A Chinese auto glass tycoon has caused a stir by shifting part of his empire to the US and setting up a factory in Ohio, citing high taxes and soaring labor costs at home.
Cao Dewang’s (曹德旺) US$600 million investment comes after US president-elect Donald Trump threatened to declare Beijing a currency manipulator and slap 45 percent punitive tariffs on Chinese imports to protect jobs in the US.
The 70-year-old tycoon’s decision to open a glass factory in the eastern US state of Ohio in October — a rare case of jobs being exported from China to the US — triggered an outpouring of criticism on social media.
The phrase “Cao Dewang has escaped” became a hot topic, generating nearly 10 million views on a popular Chinese microblogging site and many commentators urged China to “not let Cao Dewang run away.”
Cao’s Fuyao Glass Industry Group Co Ltd (福耀玻璃) — a supplier to big names including Volkswagen AG and General Motors Co — claims to be the biggest exporter of auto glass in the world, reporting 2.6 billion yuan (US$374.3 million) in profit last year.
Cao defended himself in an interview with the Beijing News on Wednesday, saying that he “did not run and will not run.

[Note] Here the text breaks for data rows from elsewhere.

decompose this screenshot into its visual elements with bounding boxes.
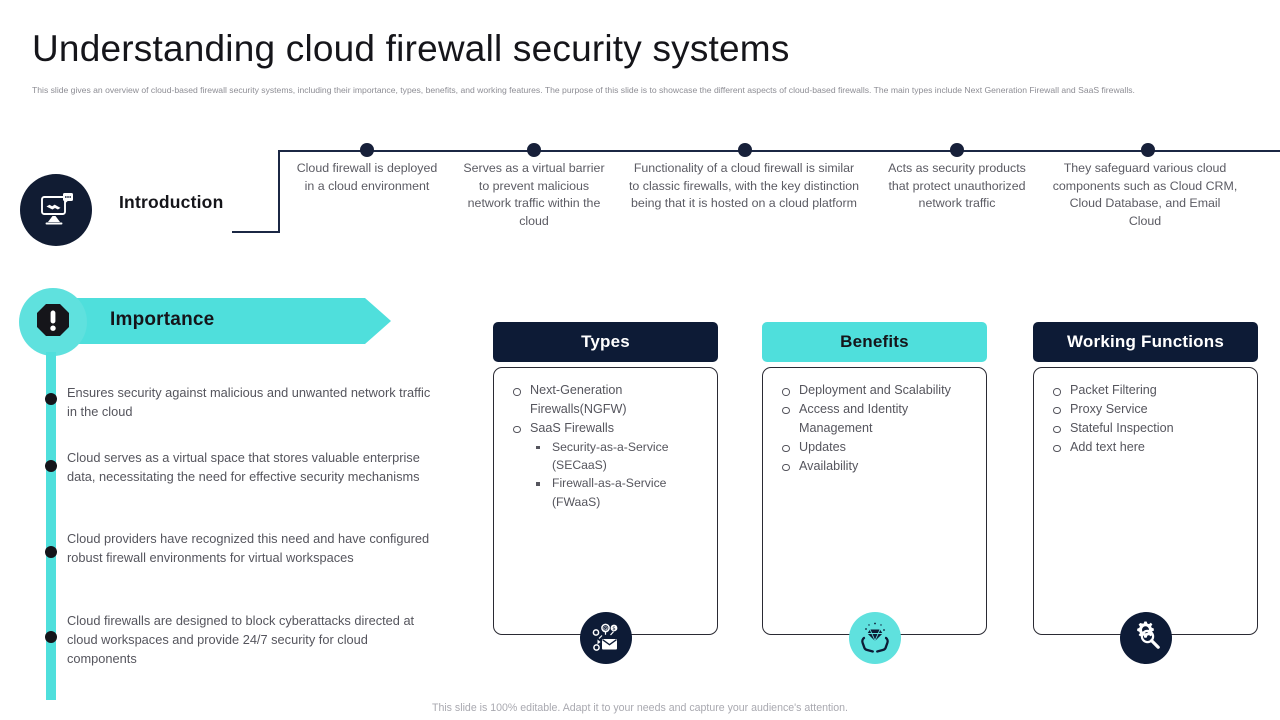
timeline-item-5-text: They safeguard various cloud components … (1052, 160, 1238, 230)
timeline-item-4-text: Acts as security products that protect u… (886, 160, 1028, 213)
exclamation-octagon-icon (33, 300, 73, 345)
importance-bullet-dot-4 (45, 631, 57, 643)
list-item: SaaS Firewalls (506, 420, 705, 438)
importance-title: Importance (110, 309, 214, 331)
card-types[interactable]: Types Next-Generation Firewalls(NGFW) Sa… (493, 322, 718, 635)
importance-bullet-dot-2 (45, 460, 57, 472)
timeline-dot-2 (527, 143, 541, 157)
card-benefits[interactable]: Benefits Deployment and Scalability Acce… (762, 322, 987, 635)
card-benefits-title: Benefits (840, 332, 909, 352)
importance-item-3: Cloud providers have recognized this nee… (67, 529, 437, 567)
timeline-dot-4 (950, 143, 964, 157)
timeline-bracket-vertical (278, 150, 280, 232)
card-types-header: Types (493, 322, 718, 362)
list-item: Stateful Inspection (1046, 420, 1245, 438)
list-item: Firewall-as-a-Service (506, 475, 705, 492)
svg-text:@: @ (603, 626, 608, 632)
timeline-item-5: They safeguard various cloud components … (1052, 160, 1238, 230)
importance-item-1: Ensures security against malicious and u… (67, 383, 437, 421)
list-item: (FWaaS) (506, 494, 705, 511)
list-item: Add text here (1046, 439, 1245, 457)
timeline-dot-1 (360, 143, 374, 157)
list-item: Updates (775, 439, 974, 457)
card-working-functions[interactable]: Working Functions Packet Filtering Proxy… (1033, 322, 1258, 635)
card-types-list: Next-Generation Firewalls(NGFW) SaaS Fir… (506, 382, 705, 511)
gear-magnifier-icon (1130, 620, 1162, 657)
list-item: Next-Generation (506, 382, 705, 400)
card-benefits-header: Benefits (762, 322, 987, 362)
timeline-item-4: Acts as security products that protect u… (886, 160, 1028, 213)
card-types-title: Types (581, 332, 630, 352)
footer-note: This slide is 100% editable. Adapt it to… (0, 702, 1280, 714)
card-benefits-body: Deployment and Scalability Access and Id… (762, 367, 987, 635)
card-working-functions-list: Packet Filtering Proxy Service Stateful … (1046, 382, 1245, 457)
slide-root: Understanding cloud firewall security sy… (0, 0, 1280, 720)
card-benefits-icon-badge (849, 612, 901, 664)
introduction-label: Introduction (119, 192, 223, 213)
list-item: Security-as-a-Service (506, 439, 705, 456)
svg-text:$: $ (612, 626, 615, 632)
list-item: Availability (775, 458, 974, 476)
list-item: Management (775, 420, 974, 438)
list-item: Packet Filtering (1046, 382, 1245, 400)
timeline-item-2: Serves as a virtual barrier to prevent m… (458, 160, 610, 230)
page-title: Understanding cloud firewall security sy… (32, 28, 790, 70)
list-item: Deployment and Scalability (775, 382, 974, 400)
timeline-dot-3 (738, 143, 752, 157)
timeline-item-3: Functionality of a cloud firewall is sim… (628, 160, 860, 213)
timeline-item-3-text: Functionality of a cloud firewall is sim… (628, 160, 860, 213)
card-types-icon-badge: @ $ (580, 612, 632, 664)
email-marketing-icon: @ $ (589, 619, 623, 658)
importance-bullet-dot-3 (45, 546, 57, 558)
introduction-icon-badge (20, 174, 92, 246)
card-working-functions-title: Working Functions (1067, 332, 1224, 352)
list-item: Access and Identity (775, 401, 974, 419)
list-item: Firewalls(NGFW) (506, 401, 705, 419)
card-benefits-list: Deployment and Scalability Access and Id… (775, 382, 974, 475)
monitor-handshake-icon (36, 188, 76, 233)
importance-item-2: Cloud serves as a virtual space that sto… (67, 448, 437, 486)
card-working-functions-header: Working Functions (1033, 322, 1258, 362)
timeline-item-2-text: Serves as a virtual barrier to prevent m… (458, 160, 610, 230)
importance-item-4: Cloud firewalls are designed to block cy… (67, 611, 437, 669)
list-item: Proxy Service (1046, 401, 1245, 419)
list-item: (SECaaS) (506, 457, 705, 474)
card-working-functions-body: Packet Filtering Proxy Service Stateful … (1033, 367, 1258, 635)
page-subtitle: This slide gives an overview of cloud-ba… (32, 84, 1222, 96)
timeline-item-1-text: Cloud firewall is deployed in a cloud en… (296, 160, 438, 195)
hands-diamond-icon (858, 619, 892, 658)
importance-bullet-dot-1 (45, 393, 57, 405)
timeline-dot-5 (1141, 143, 1155, 157)
card-working-functions-icon-badge (1120, 612, 1172, 664)
timeline-horizontal-line (278, 150, 1280, 152)
timeline-item-1: Cloud firewall is deployed in a cloud en… (296, 160, 438, 195)
importance-icon-badge (19, 288, 87, 356)
importance-banner (53, 298, 391, 344)
card-types-body: Next-Generation Firewalls(NGFW) SaaS Fir… (493, 367, 718, 635)
timeline-bracket-horizontal (232, 231, 280, 233)
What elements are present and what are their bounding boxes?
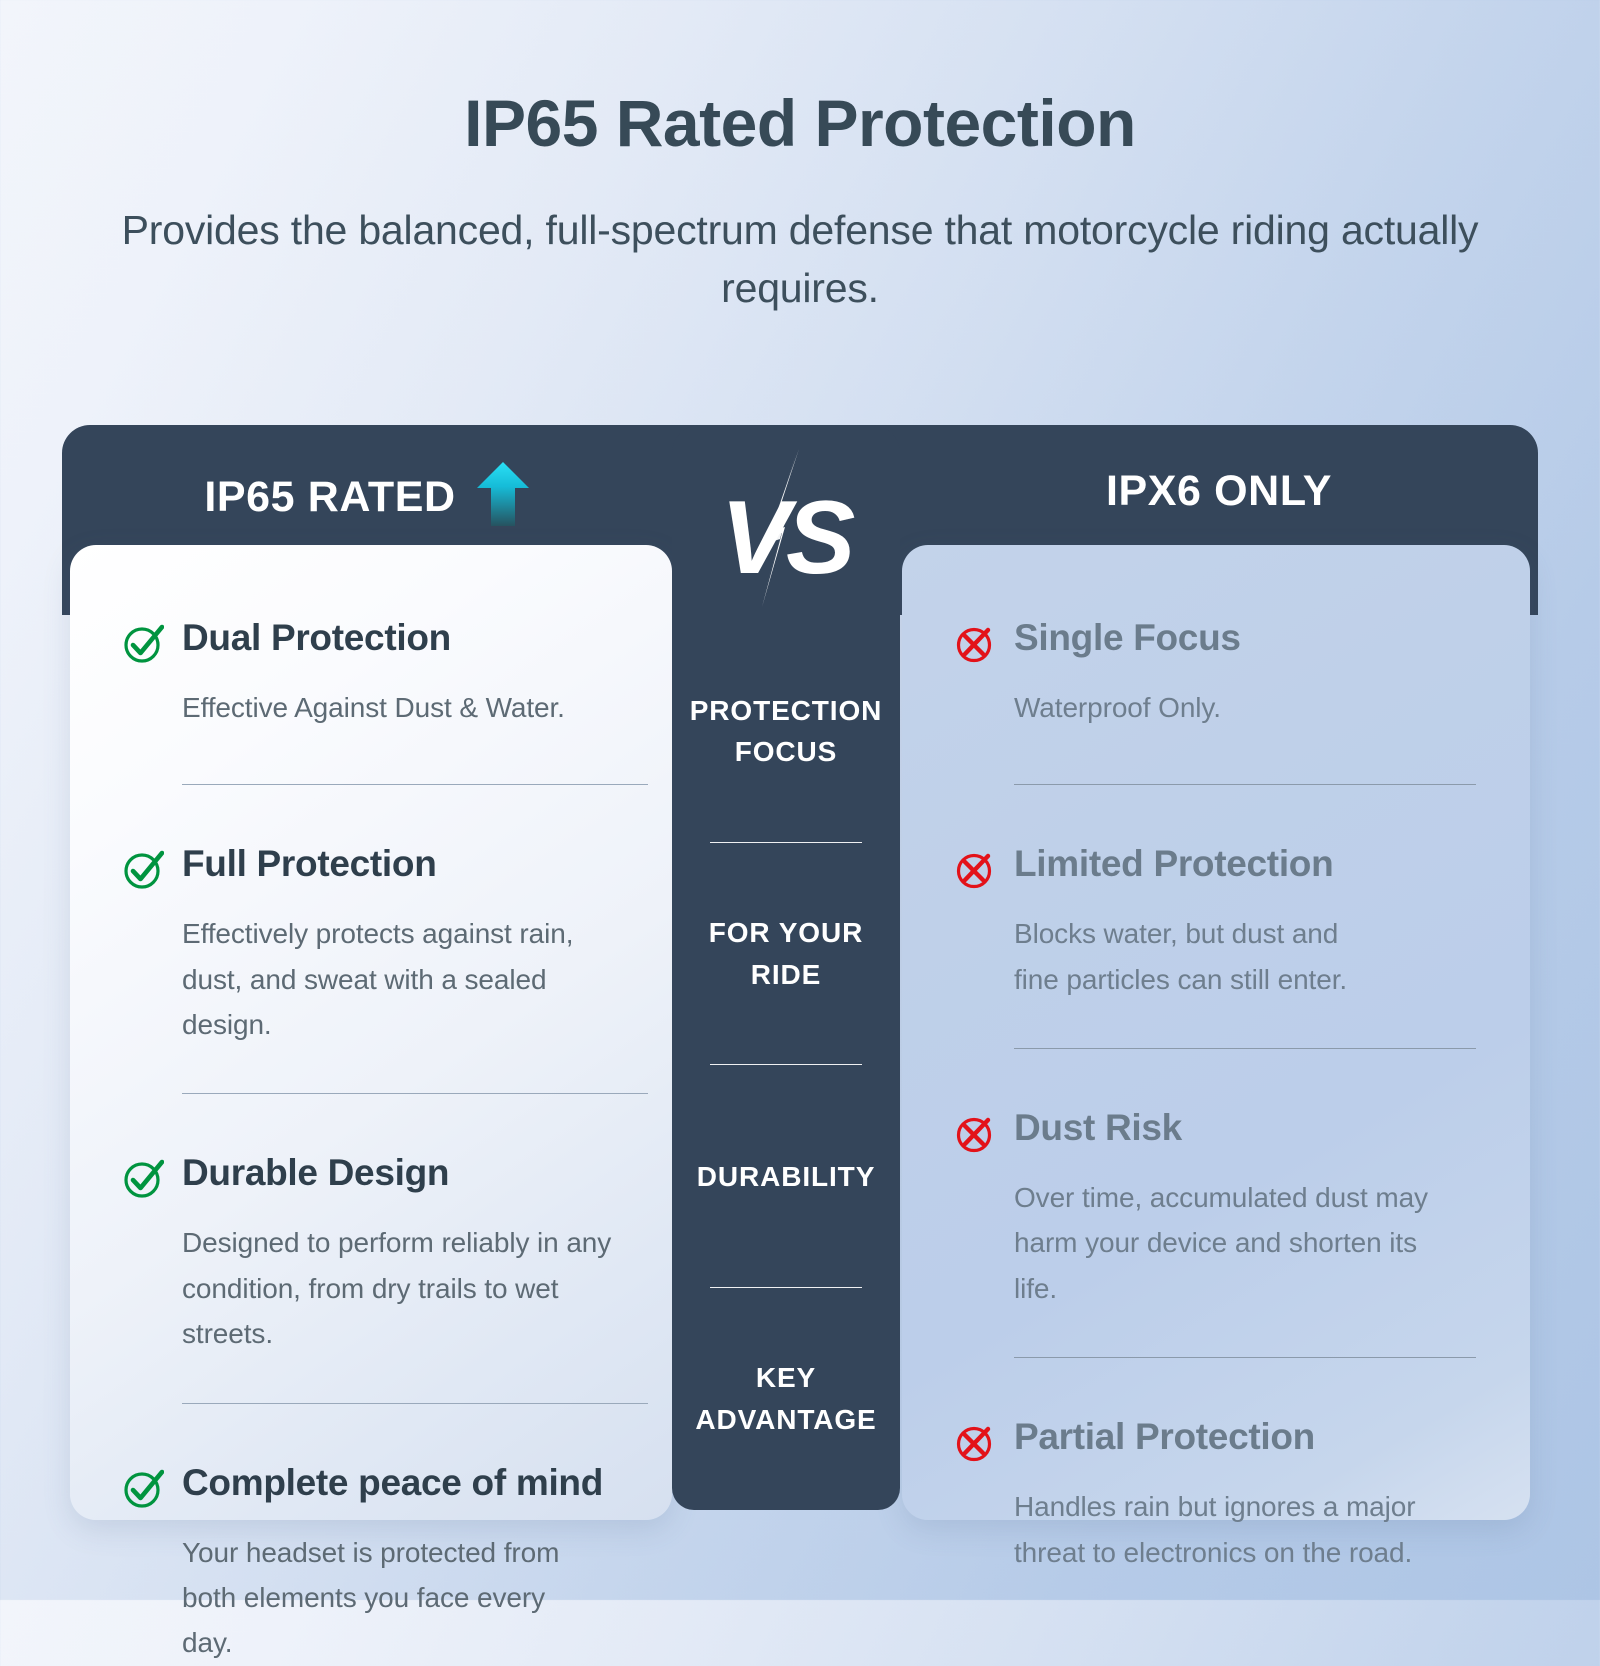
vs-badge-icon: VS	[672, 447, 900, 617]
divider	[1014, 1357, 1476, 1358]
cross-circle-icon	[954, 1422, 996, 1464]
center-label: FOR YOUR RIDE	[672, 912, 900, 995]
cross-circle-icon	[954, 849, 996, 891]
cross-circle-icon	[954, 1113, 996, 1155]
svg-text:VS: VS	[721, 480, 855, 596]
list-item: Complete peace of mind Your headset is p…	[122, 1462, 618, 1666]
divider	[182, 1403, 648, 1404]
list-item: Limited Protection Blocks water, but dus…	[954, 843, 1476, 1002]
column-header-ip65: IP65 RATED	[62, 467, 672, 527]
feature-title: Complete peace of mind	[182, 1462, 603, 1503]
comparison-table: IP65 RATED IPX6 ONLY	[62, 425, 1538, 1520]
column-header-ip65-label: IP65 RATED	[204, 473, 455, 522]
feature-description: Designed to perform reliably in any cond…	[122, 1220, 618, 1356]
check-circle-icon	[122, 1468, 164, 1510]
feature-description: Blocks water, but dust and fine particle…	[954, 911, 1374, 1002]
feature-title: Single Focus	[1014, 617, 1241, 658]
center-label: KEY ADVANTAGE	[672, 1357, 900, 1440]
feature-description: Effectively protects against rain, dust,…	[122, 911, 618, 1047]
check-circle-icon	[122, 1158, 164, 1200]
up-arrow-icon	[476, 467, 530, 527]
header-block: IP65 Rated Protection Provides the balan…	[0, 0, 1600, 318]
center-label-cell: DURABILITY	[672, 1065, 900, 1288]
ipx6-card: Single Focus Waterproof Only. Limited Pr…	[902, 545, 1530, 1520]
list-item: Partial Protection Handles rain but igno…	[954, 1416, 1476, 1575]
ipx6-feature-list: Single Focus Waterproof Only. Limited Pr…	[902, 545, 1530, 1575]
feature-title: Full Protection	[182, 843, 437, 884]
feature-description: Handles rain but ignores a major threat …	[954, 1484, 1454, 1575]
page-title: IP65 Rated Protection	[0, 88, 1600, 159]
feature-description: Waterproof Only.	[954, 685, 1476, 730]
center-label-cell: KEY ADVANTAGE	[672, 1288, 900, 1511]
page-subtitle: Provides the balanced, full-spectrum def…	[60, 201, 1540, 317]
cross-circle-icon	[954, 623, 996, 665]
center-label-cell: FOR YOUR RIDE	[672, 843, 900, 1066]
list-item: Single Focus Waterproof Only.	[954, 617, 1476, 730]
list-item: Dual Protection Effective Against Dust &…	[122, 617, 618, 730]
divider	[1014, 784, 1476, 785]
center-label: DURABILITY	[685, 1156, 888, 1197]
column-header-ipx6-label: IPX6 ONLY	[1106, 467, 1332, 515]
feature-title: Dust Risk	[1014, 1107, 1182, 1148]
check-circle-icon	[122, 623, 164, 665]
center-label: PROTECTION FOCUS	[672, 690, 900, 773]
ip65-card: Dual Protection Effective Against Dust &…	[70, 545, 672, 1520]
list-item: Durable Design Designed to perform relia…	[122, 1152, 618, 1356]
check-circle-icon	[122, 849, 164, 891]
divider	[1014, 1048, 1476, 1049]
ip65-feature-list: Dual Protection Effective Against Dust &…	[70, 545, 672, 1666]
list-item: Dust Risk Over time, accumulated dust ma…	[954, 1107, 1476, 1311]
feature-title: Durable Design	[182, 1152, 449, 1193]
divider	[182, 1093, 648, 1094]
feature-title: Dual Protection	[182, 617, 451, 658]
list-item: Full Protection Effectively protects aga…	[122, 843, 618, 1047]
comparison-center-spine: VS PROTECTION FOCUS FOR YOUR RIDE DURABI…	[672, 425, 900, 1510]
feature-description: Effective Against Dust & Water.	[122, 685, 618, 730]
column-header-ipx6: IPX6 ONLY	[900, 467, 1538, 516]
feature-description: Over time, accumulated dust may harm you…	[954, 1175, 1434, 1311]
feature-title: Partial Protection	[1014, 1416, 1315, 1457]
center-label-cell: PROTECTION FOCUS	[672, 620, 900, 843]
divider	[182, 784, 648, 785]
center-label-column: PROTECTION FOCUS FOR YOUR RIDE DURABILIT…	[672, 620, 900, 1510]
feature-description: Your headset is protected from both elem…	[122, 1530, 562, 1666]
feature-title: Limited Protection	[1014, 843, 1333, 884]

The center of my business is in China because I’m Chinese.”
“I’m a businessman and I’m doing business in the US,” he said. “I’m merely reminding the government” that taxes and labor costs are too high.
In an interview with the state-owned China Business News last week, Cao said the country was home to the “world’s highest taxes” and that the manufacturing industry suffered under taxes 35 percent higher than those imposed by the US.
HIGH-SCHOOL DROPOUT
Cao is a high-school dropout who began building his fortune working as a salesman for a local glassmaker.
The Fuyao group owns production lines in nearly a dozen Chinese cities including Beijing and Shanghai.
The group also has a factory in Russia, according to its Web site.
‘CONFIDENCE’
Defending Cao’s remarks, the Chinese Communist Party mouthpiece the People’s Daily on Thursday said that “entrepreneurs dare to raise problems means [they] still hold confidence in China’s economy.”
Cao’s comments reflect “strong personal feelings,” but they touch on “some of the deep conflicts and problems in China’s economy,” it said.